This API will be used to determine the gender of a given name.

Free API, but limited at 1000 requests by day.


### It is possible to ask for ten names at the time or one by one.

    names = [f'name[]={i}&name[]={j}&name[]={k}&name[]={l}&name[]={m}&name[]={n}&name[]={o}&name[]={p}&name[]={q}&name[]={r}'

    url = f'https://api.genderize.io/?name[]={name}'
    

### The answer will be like this

    {
      "name": "peter",
      "gender": "male",
      "probability": 0.99,
      "count": 165452
    }

### Day 1: First Authors

In [5]:
fst_auth_name = [name.split(' ')[0] for name in articles['first_author']]

In [13]:
fst_auth_gd = []
fst_auth_gd_prb = []

for name in tqdm(fst_auth_name):
    url = f'https://api.genderize.io/?name[]={name}'
    res = requests.get(url)
    res_api = res.json()
    fst_auth_gd.append(res_api[0]['gender'])
    fst_auth_gd_prb.append(res_api[0]['probability'])

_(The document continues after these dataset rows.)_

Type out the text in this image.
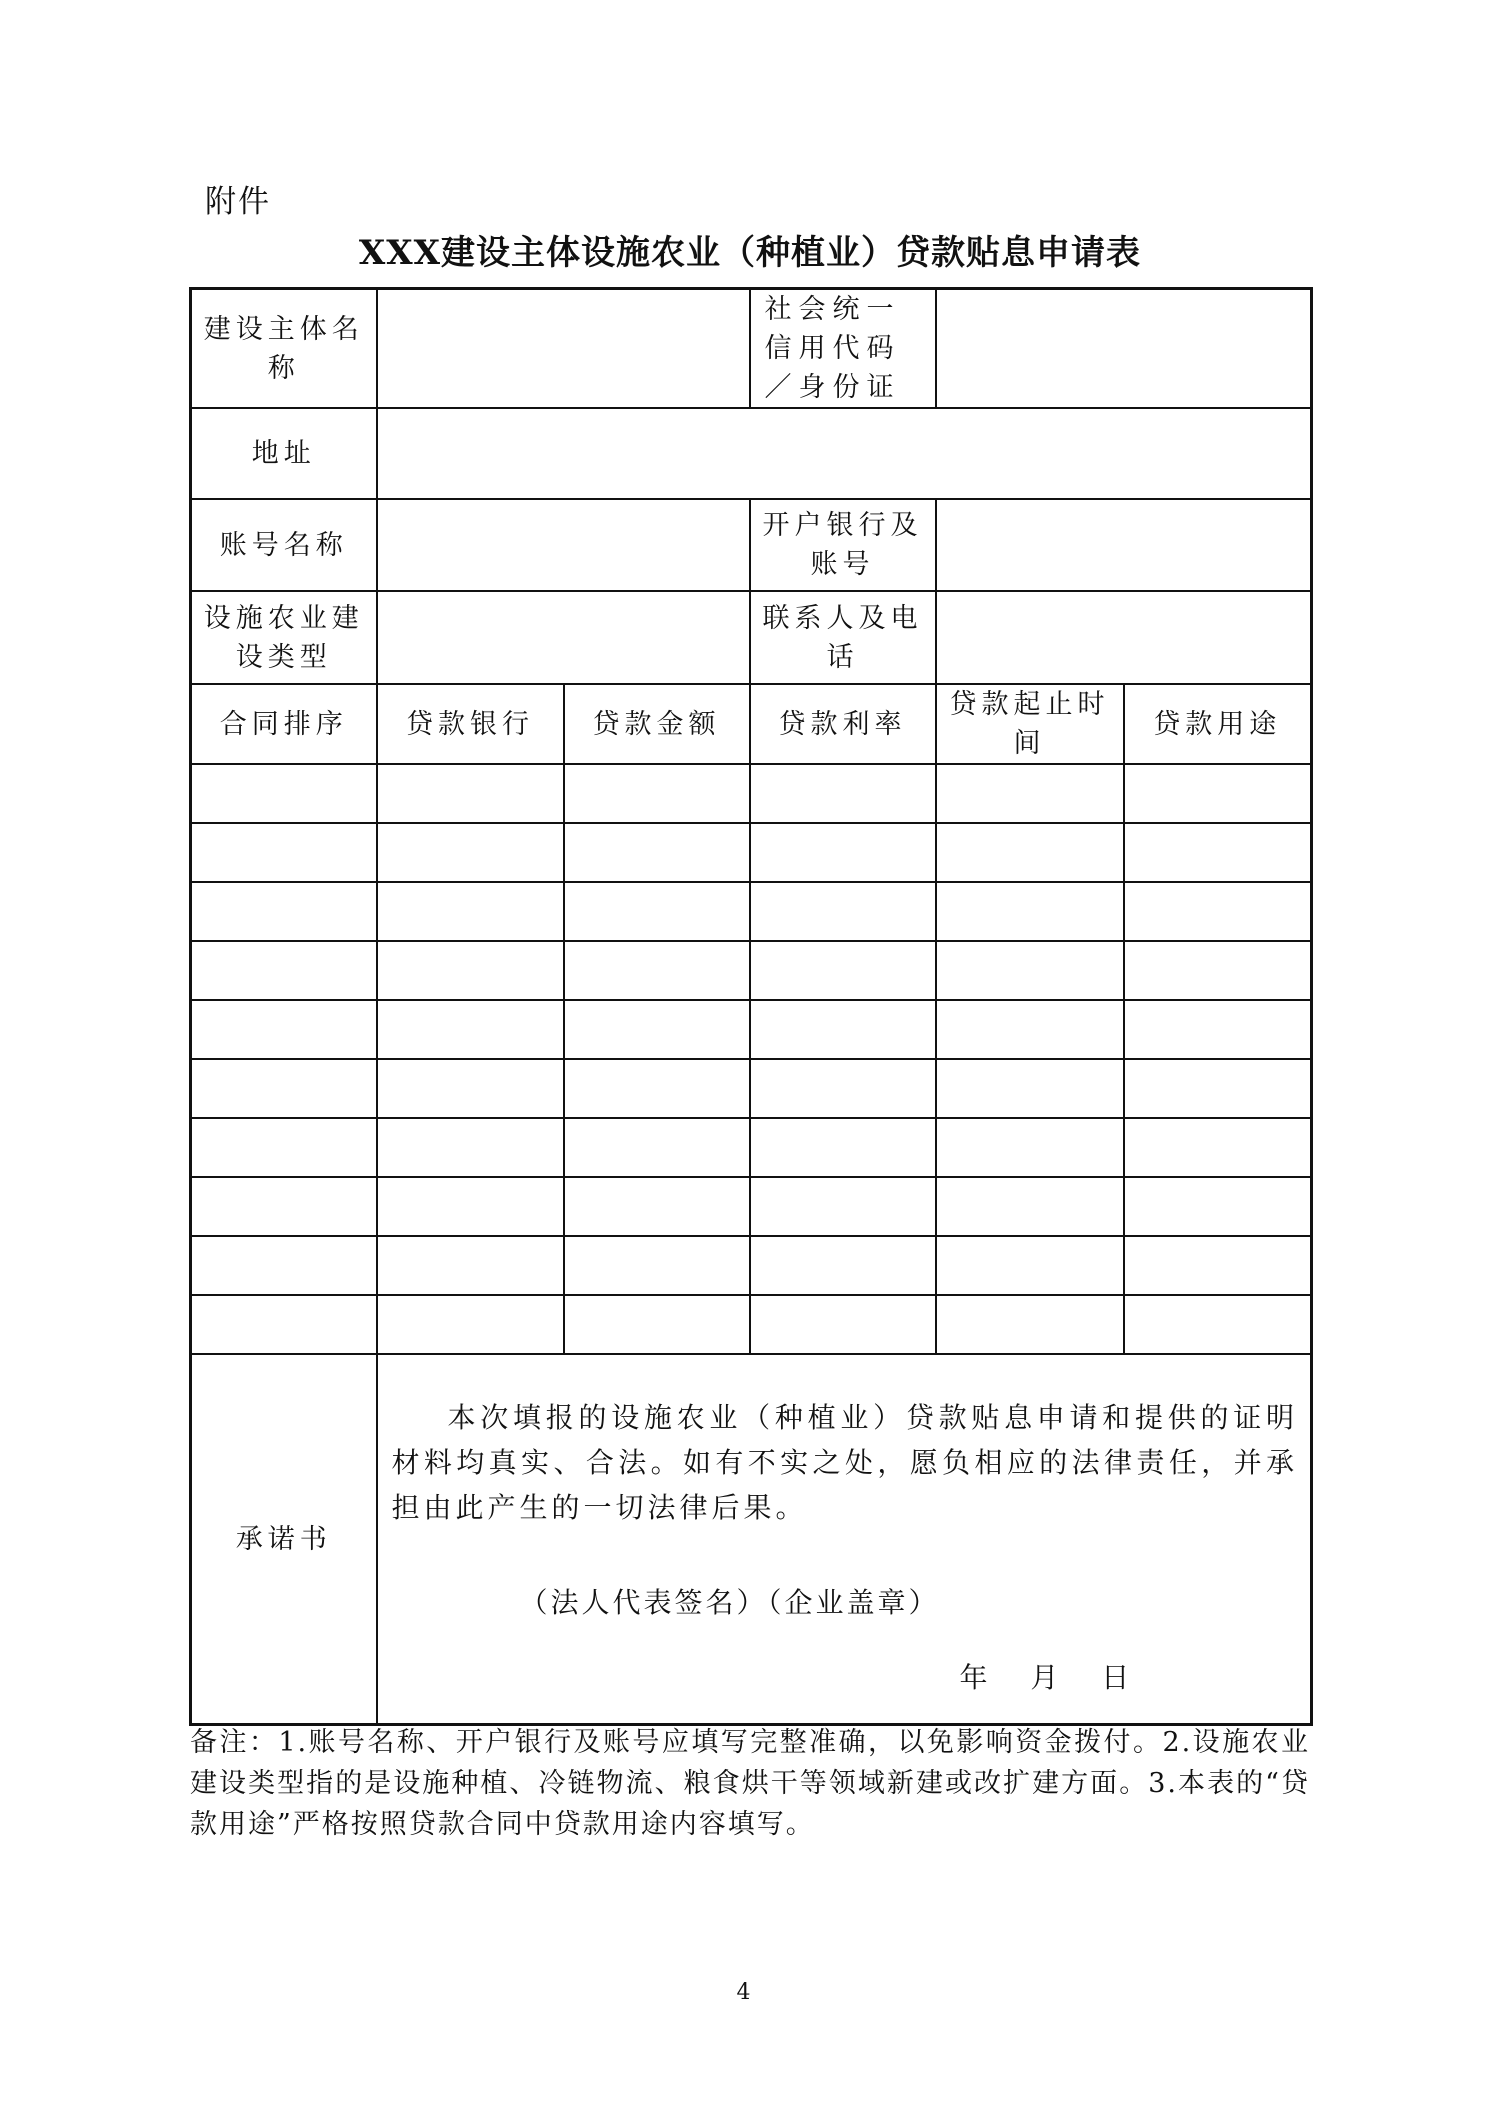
附件
XXX建设主体设施农业（种植业）贷款贴息申请表
建设主体名称			社会统一信用代码／身份证		
地址					
账号名称			开户银行及账号		
设施农业建设类型			联系人及电话		
合同排序	贷款银行	贷款金额	贷款利率	贷款起止时间	贷款用途

承诺书	本次填报的设施农业（种植业）贷款贴息申请和提供的证明材料均真实、合法。如有不实之处，愿负相应的法律责任，并承担由此产生的一切法律后果。
（法人代表签名）（企业盖章）
年 月 日				
备注：1.账号名称、开户银行及账号应填写完整准确，以免影响资金拨付。2.设施农业建设类型指的是设施种植、冷链物流、粮食烘干等领域新建或改扩建方面。3.本表的“贷款用途”严格按照贷款合同中贷款用途内容填写。
4
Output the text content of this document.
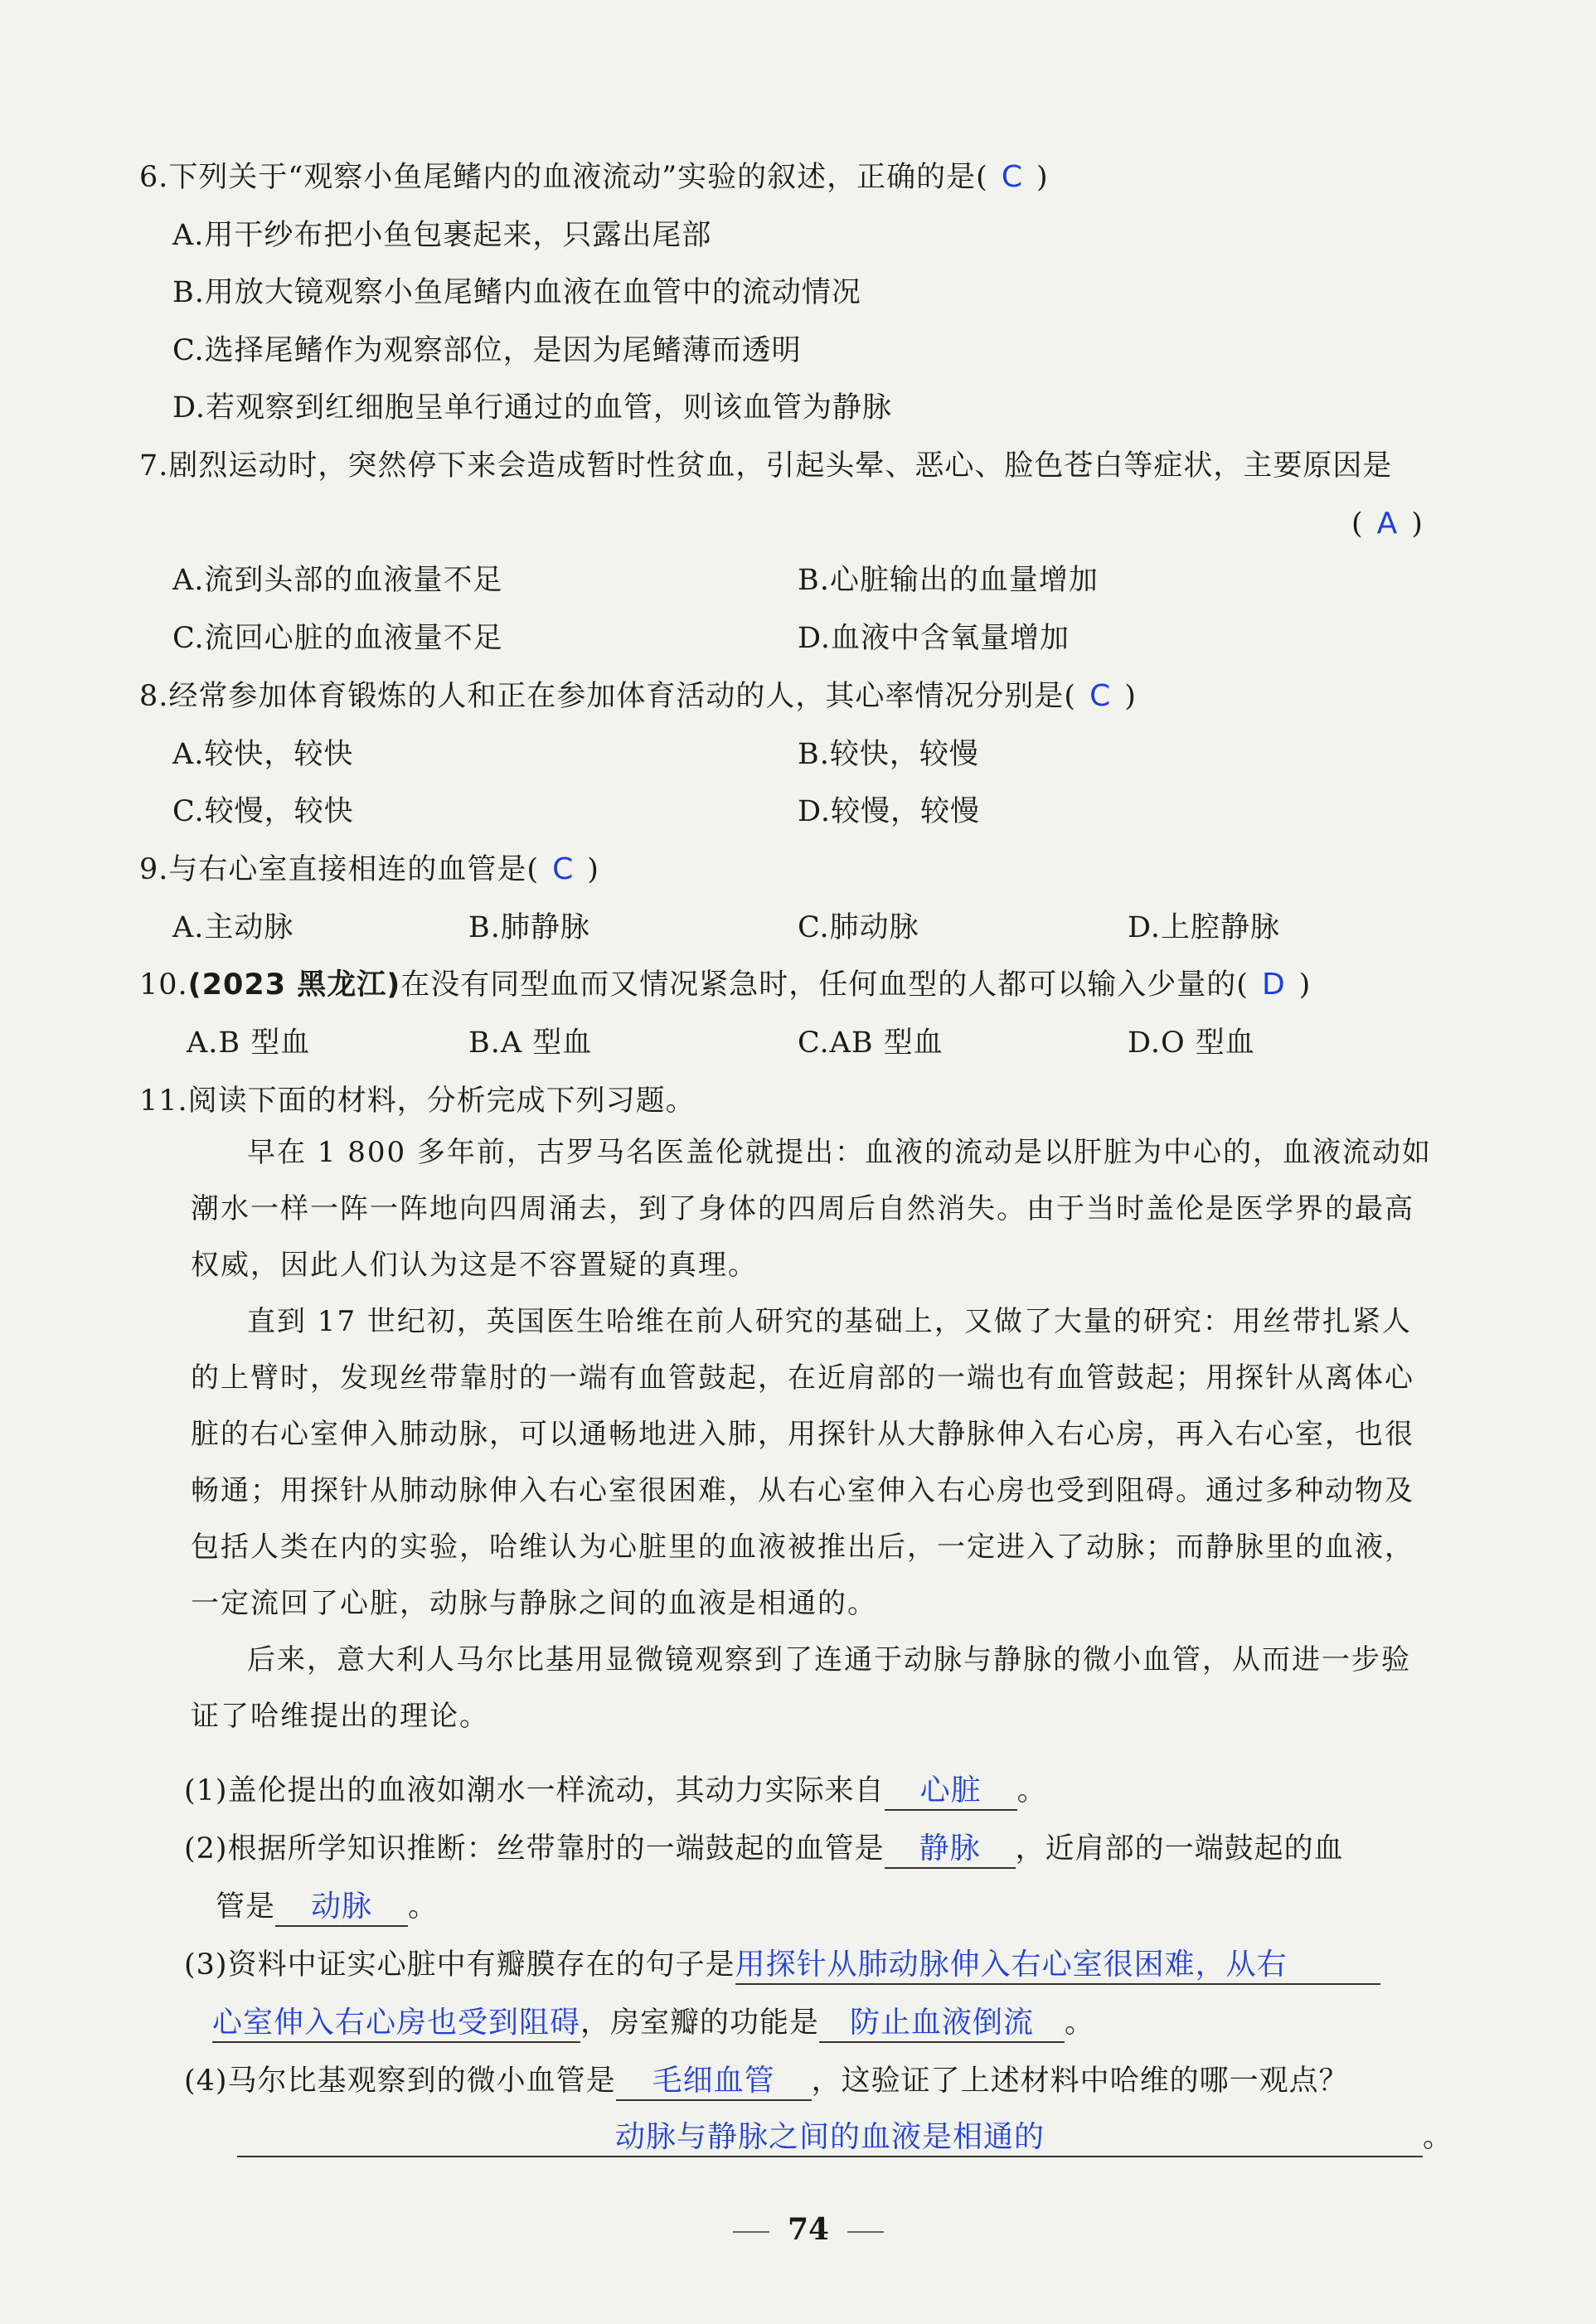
6.下列关于“观察小鱼尾鳍内的血液流动”实验的叙述，正确的是( C )
A.用干纱布把小鱼包裹起来，只露出尾部
B.用放大镜观察小鱼尾鳍内血液在血管中的流动情况
C.选择尾鳍作为观察部位，是因为尾鳍薄而透明
D.若观察到红细胞呈单行通过的血管，则该血管为静脉
7.剧烈运动时，突然停下来会造成暂时性贫血，引起头晕、恶心、脸色苍白等症状，主要原因是
( A )
A.流到头部的血液量不足	B.心脏输出的血量增加
C.流回心脏的血液量不足	D.血液中含氧量增加
8.经常参加体育锻炼的人和正在参加体育活动的人，其心率情况分别是( C )
A.较快，较快	B.较快，较慢
C.较慢，较快	D.较慢，较慢
9.与右心室直接相连的血管是( C )
A.主动脉	B.肺静脉	C.肺动脉	D.上腔静脉
10.(2023 黑龙江)在没有同型血而又情况紧急时，任何血型的人都可以输入少量的( D )
A.B 型血	B.A 型血	C.AB 型血	D.O 型血
11.阅读下面的材料，分析完成下列习题。

早在 1 800 多年前，古罗马名医盖伦就提出：血液的流动是以肝脏为中心的，血液流动如潮水一样一阵一阵地向四周涌去，到了身体的四周后自然消失。由于当时盖伦是医学界的最高权威，因此人们认为这是不容置疑的真理。

直到 17 世纪初，英国医生哈维在前人研究的基础上，又做了大量的研究：用丝带扎紧人的上臂时，发现丝带靠肘的一端有血管鼓起，在近肩部的一端也有血管鼓起；用探针从离体心脏的右心室伸入肺动脉，可以通畅地进入肺，用探针从大静脉伸入右心房，再入右心室，也很畅通；用探针从肺动脉伸入右心室很困难，从右心室伸入右心房也受到阻碍。通过多种动物及包括人类在内的实验，哈维认为心脏里的血液被推出后，一定进入了动脉；而静脉里的血液，一定流回了心脏，动脉与静脉之间的血液是相通的。

后来，意大利人马尔比基用显微镜观察到了连通于动脉与静脉的微小血管，从而进一步验证了哈维提出的理论。

(1)盖伦提出的血液如潮水一样流动，其动力实际来自 心脏 。
(2)根据所学知识推断：丝带靠肘的一端鼓起的血管是 静脉 ，近肩部的一端鼓起的血
管是 动脉 。
(3)资料中证实心脏中有瓣膜存在的句子是用探针从肺动脉伸入右心室很困难，从右
心室伸入右心房也受到阻碍，房室瓣的功能是 防止血液倒流 。
(4)马尔比基观察到的微小血管是 毛细血管 ，这验证了上述材料中哈维的哪一观点？
动脉与静脉之间的血液是相通的	。
74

  0%|          | 0/783 [00:00<?, ?it/s]

In [14]:
genderize = {'_id': [],
             'fst_auth_name': [],
             'fst_auth_gd': [],
             'fst_auth_gd_prb': [],
             'lst_auth_name': [],
             'lst_auth_gd': [],
             'lst_auth_gd_prb': []}

In [17]:
genderize['_id'] = [i for i in articles['DOI']]
genderize['fst_auth_name'] = fst_auth_name
genderize['fst_auth_gd'] = fst_auth_gd
genderize['fst_auth_gd_prb'] = fst_auth_gd_prb

In [25]:
columns = ['_id', 'fst_auth_name', 'fst_auth_gd', 'fst_auth_gd_prb']
genderize_df = pd.DataFrame(genderize, columns = columns)
genderize_df.head()

Unnamed: 0,index,fst_auth_name,fst_auth_gd,fst_auth_gd_prb
0,0,Weisang,,0.0
1,1,Han,male,0.73
2,2,Euan,male,1.0
3,3,Quan,male,0.9
4,4,Akiyo,female,0.91


In [14]:
genderize_df.to_csv('../data/genderize_df_fst.csv', index = False)

### Day 2: Last Authors

Open genderize_df_fst and complete with last authors

In [3]:
genderize_df = pd.read_csv('../data/genderize_df_fst.csv')

In [4]:
genderize_df.head(2)

Unnamed: 0,_id,fst_auth_name,fst_auth_gd,fst_auth_gd_prb
0,10.1177/17585732221102399,Weisang,,0.0
1,10.1007/s11571-022-09871-6,Han,male,0.73


In [5]:
lst_auth_name = [name.split()[0] for name in articles['last_author']]

In [8]:
lst_auth_gd = []
lst_auth_gd_prb = []

for name in tqdm(lst_auth_name):
    url = f'https://api.genderize.io/?name[]={name}'
    res = requests.get(url)
    res_api = res.json()
    lst_auth_gd.append(res_api[0]['gender'])
    lst_auth_gd_prb.append(res_api[0]['probability'])

  0%|          | 0/783 [00:00<?, ?it/s]

In [9]:
genderize_df['lst_auth_name'] = lst_auth_name
genderize_df['lst_auth_gd'] = lst_auth_gd
genderize_df['lst_auth_gd_prb'] = lst_auth_gd_prb

In [10]:
genderize_df.head(2)

Unnamed: 0,_id,fst_auth_name,fst_auth_gd,fst_auth_gd_prb,lst_auth_name,lst_auth_gd,lst_auth_gd_prb
0,10.1177/17585732221102399,Weisang,,0.0,Matthew,male,1.0
1,10.1007/s11571-022-09871-6,Han,male,0.73,Bocheng,male,0.83


In [12]:
genderize_df.to_csv('../data/genderize_df.csv', index = False)